15th Symposium on Education


Increasing opportunities for minority students through a meteorology course

Joe Omojola, Southern Univ., New Orleans, LA

Available data indicates an acute shortage of manpower in the sciences within the minority population (Special Report, Division of Human Resources, National Science Foundation, No. NSF 92-305, 1992). This shortage is also reflected in the small number of minority professionals in the meteorological fields. This is due to the absence of meteorology courses in HBCUs. Starting in the Spring 2006 semester, Southern University at New Orleans (SUNO) is joining a host of other minority serving institutions to address this shortage by offering an introductory course in meteorology at the sophomore level.
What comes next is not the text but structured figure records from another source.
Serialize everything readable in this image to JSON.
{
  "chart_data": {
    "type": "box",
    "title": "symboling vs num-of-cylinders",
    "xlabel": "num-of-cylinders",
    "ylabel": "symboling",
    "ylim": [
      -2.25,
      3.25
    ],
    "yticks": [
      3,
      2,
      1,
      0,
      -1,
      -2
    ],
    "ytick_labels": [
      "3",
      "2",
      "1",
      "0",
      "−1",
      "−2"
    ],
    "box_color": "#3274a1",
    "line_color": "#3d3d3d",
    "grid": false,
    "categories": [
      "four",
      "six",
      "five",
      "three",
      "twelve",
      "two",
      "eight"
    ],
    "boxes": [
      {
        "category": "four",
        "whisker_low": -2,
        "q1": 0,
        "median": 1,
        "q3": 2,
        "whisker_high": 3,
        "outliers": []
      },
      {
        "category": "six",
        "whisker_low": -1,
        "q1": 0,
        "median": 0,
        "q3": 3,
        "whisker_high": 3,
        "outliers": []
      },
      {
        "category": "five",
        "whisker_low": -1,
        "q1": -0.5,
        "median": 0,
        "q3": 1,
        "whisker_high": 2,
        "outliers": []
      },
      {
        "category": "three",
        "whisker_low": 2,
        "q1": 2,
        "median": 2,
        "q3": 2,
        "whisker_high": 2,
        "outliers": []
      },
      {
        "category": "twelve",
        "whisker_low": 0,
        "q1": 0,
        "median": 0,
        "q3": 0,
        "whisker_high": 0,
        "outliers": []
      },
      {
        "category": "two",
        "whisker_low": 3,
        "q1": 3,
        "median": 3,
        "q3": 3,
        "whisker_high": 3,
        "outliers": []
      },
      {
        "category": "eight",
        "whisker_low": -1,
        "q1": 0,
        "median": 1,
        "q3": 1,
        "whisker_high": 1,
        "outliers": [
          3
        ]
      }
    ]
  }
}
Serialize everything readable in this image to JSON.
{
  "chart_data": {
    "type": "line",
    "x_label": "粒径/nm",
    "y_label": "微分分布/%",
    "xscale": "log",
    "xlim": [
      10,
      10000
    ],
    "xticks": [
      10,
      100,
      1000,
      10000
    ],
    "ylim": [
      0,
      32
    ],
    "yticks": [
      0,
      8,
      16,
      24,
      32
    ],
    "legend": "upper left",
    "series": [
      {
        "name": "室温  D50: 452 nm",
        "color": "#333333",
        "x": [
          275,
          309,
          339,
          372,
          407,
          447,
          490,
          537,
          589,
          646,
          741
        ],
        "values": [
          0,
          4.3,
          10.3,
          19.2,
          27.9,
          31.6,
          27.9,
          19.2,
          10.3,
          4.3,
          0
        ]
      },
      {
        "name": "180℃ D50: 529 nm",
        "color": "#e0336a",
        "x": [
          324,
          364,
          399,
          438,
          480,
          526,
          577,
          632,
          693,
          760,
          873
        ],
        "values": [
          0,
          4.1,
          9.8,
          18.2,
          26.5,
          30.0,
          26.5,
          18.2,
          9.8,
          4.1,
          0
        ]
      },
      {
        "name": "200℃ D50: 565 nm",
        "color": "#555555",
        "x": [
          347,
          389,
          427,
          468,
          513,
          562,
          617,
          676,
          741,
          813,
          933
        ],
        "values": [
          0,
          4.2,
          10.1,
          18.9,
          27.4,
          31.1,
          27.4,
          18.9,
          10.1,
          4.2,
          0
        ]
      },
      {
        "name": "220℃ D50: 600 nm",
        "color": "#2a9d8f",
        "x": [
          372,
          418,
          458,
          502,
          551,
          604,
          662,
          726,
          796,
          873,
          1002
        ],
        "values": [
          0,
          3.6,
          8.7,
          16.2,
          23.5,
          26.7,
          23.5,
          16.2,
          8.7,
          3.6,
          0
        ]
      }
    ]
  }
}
This course will be taught in a computer lab using the materials provided by the American Meteorological Service (AMS). It is intended that the course will serve to fulfill the general science educational requirement for all majors. Additionally, the course would be used to fulfill the earth science elective for pre-service teachers and as an in-service training for science teachers at all levels. Through this course, teachers will be equipped with the knowledge and skills to introduce meteorology to their students much earlier than presently available. The two field trips planned for the course are visits to the weather department of a local TV station and the NOAA's facility in Slidell, Louisiana. Preparations for this course are documented in this poster presentation.